Cette universelle indulgence pourra sembler puérile : j’avoue qu’elle me touche infiniment et que c’est elle peut-être qui me rend si chers les romans de M. Fontane. Je serais désolé que, sur ma recommandation, on les prît pour des chefs-d’œuvre : il leur manque je ne sais quoi de ce qui fait les œuvres éternelles. Mais je crois que dans un temps où les romans naturalistes, après nous avoir tous profondément passionnés, commencent à nous paraître froids et insupportables, le naturalisme particulier de M. Fontane acquiert, au contraire, une chance plus forte de nous séduire un instant. Ses livres sont malheureusement intraduisibles ; leur charme est si léger que le moindre contact suffit à l’évaporer.

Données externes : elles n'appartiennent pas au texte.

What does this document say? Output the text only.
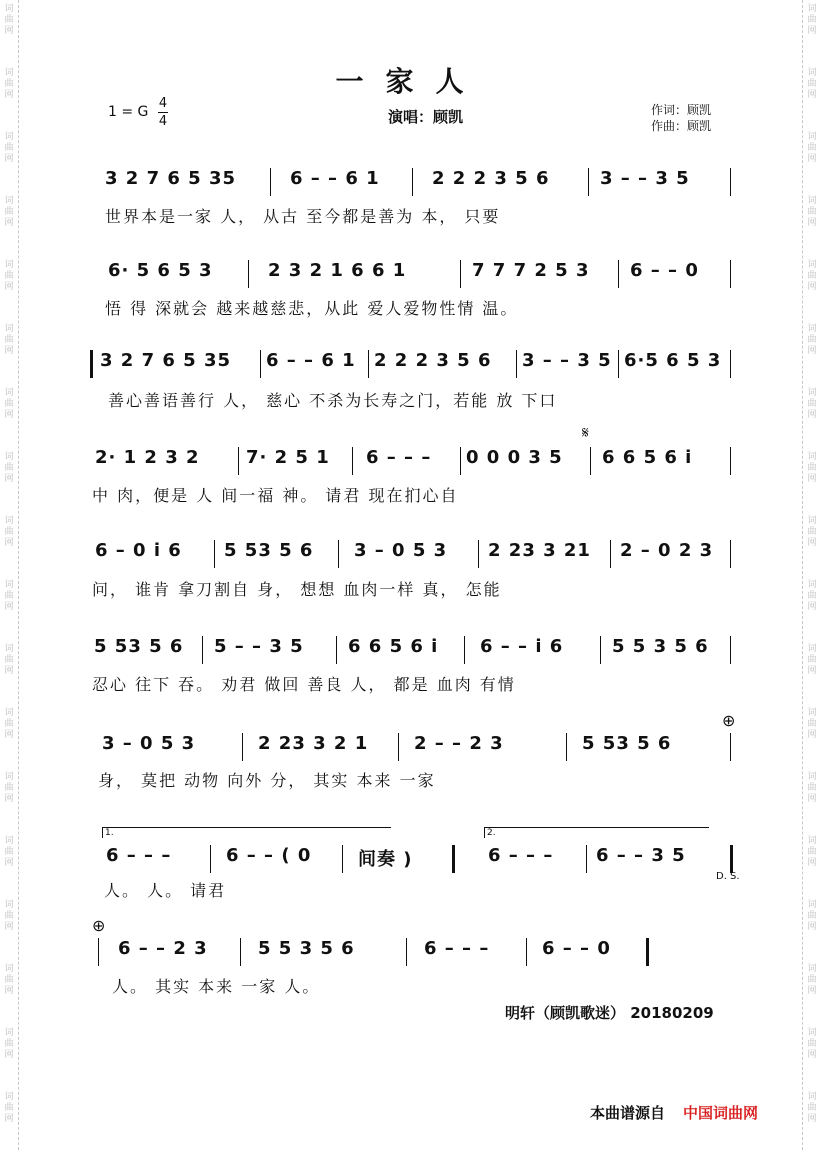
词
曲
网
词
曲
网
词
曲
网
词
曲
网
词
曲
网
词
曲
网
词
曲
网
词
曲
网
词
曲
网
词
曲
网
词
曲
网
词
曲
网
词
曲
网
词
曲
网
词
曲
网
词
曲
网
词
曲
网
词
曲
网
词
曲
网
词
曲
网
词
曲
网
词
曲
网
词
曲
网
词
曲
网
词
曲
网
词
曲
网
词
曲
网
词
曲
网
词
曲
网
词
曲
网
词
曲
网
词
曲
网
词
曲
网
词
曲
网
词
曲
网
词
曲
网
一家人
1 = G
4
4	演唱：顾凯	作词：顾凯
作曲：顾凯
3 2 7 6 5 35	6 – – 6 1	2 2 2 3 5 6	3 – – 3 5
世界本是一家 人， 从古 至今都是善为 本， 只要
6· 5 6 5 3	2 3 2 1 6 6 1	7 7 7 2 5 3 6 – – 0
悟 得 深就会 越来越慈悲，从此 爱人爱物性情 温。
3 2 7 6 5 35 6 – – 6 1 2 2 2 3 5 6 3 – – 3 5 6·5 6 5 3
善心善语善行 人， 慈心 不杀为长寿之门，若能 放 下口
2· 1 2 3 2	7· 2 5 1 6 – – – 0 0 0 3 5
𝄋
6 6 5 6 i
中 肉，便是 人 间一福 神。 请君 现在扪心自
6 – 0 i 6 5 53 5 6 3 – 0 5 3 2 23 3 21 2 – 0 2 3
问， 谁肯 拿刀割自 身， 想想 血肉一样 真， 怎能
5 53 5 6 5 – – 3 5 6 6 5 6 i 6 – – i 6	5 5 3 5 6
忍心 往下 吞。 劝君 做回 善良 人， 都是 血肉 有情
3 – 0 5 3	2 23 3 2 1	2 – – 2 3	5 53 5 6
⊕
身， 莫把 动物 向外 分， 其实 本来 一家
1.
6 – – –	6 – – ( 0	间奏 )
2.
6 – – – 6 – – 3 5
D. S.
人。 人。 请君
⊕
6 – – 2 3	5 5 3 5 6	6 – – –	6 – – 0
人。 其实 本来 一家 人。
明轩（顾凯歌迷） 20180209
本曲谱源自 中国词曲网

J’ai vu M. Fontane, cet été, dans une rue de Berlin. C’est un petit vieillard aux cheveux gris et à la moustache grise, avec la figure d’un officier retraité. Il marchait d’un pas alerte, la tête très droite, correctement sanglé dans sa redingote. On m’a dit qu’il n’y avait pas d’homme plus doux, plus modeste, plus accueillant. Les jeunes écrivains allemands le vénèrent comme leur maître. Le grand public ne lit guère ses livres, mais Dieu sait ce que lit le grand puhlic, en Allemagne ! C’est un pays où la diffusion des lumières a été si rapide que tout le monde paraît en avoir été à jamais aveuglé.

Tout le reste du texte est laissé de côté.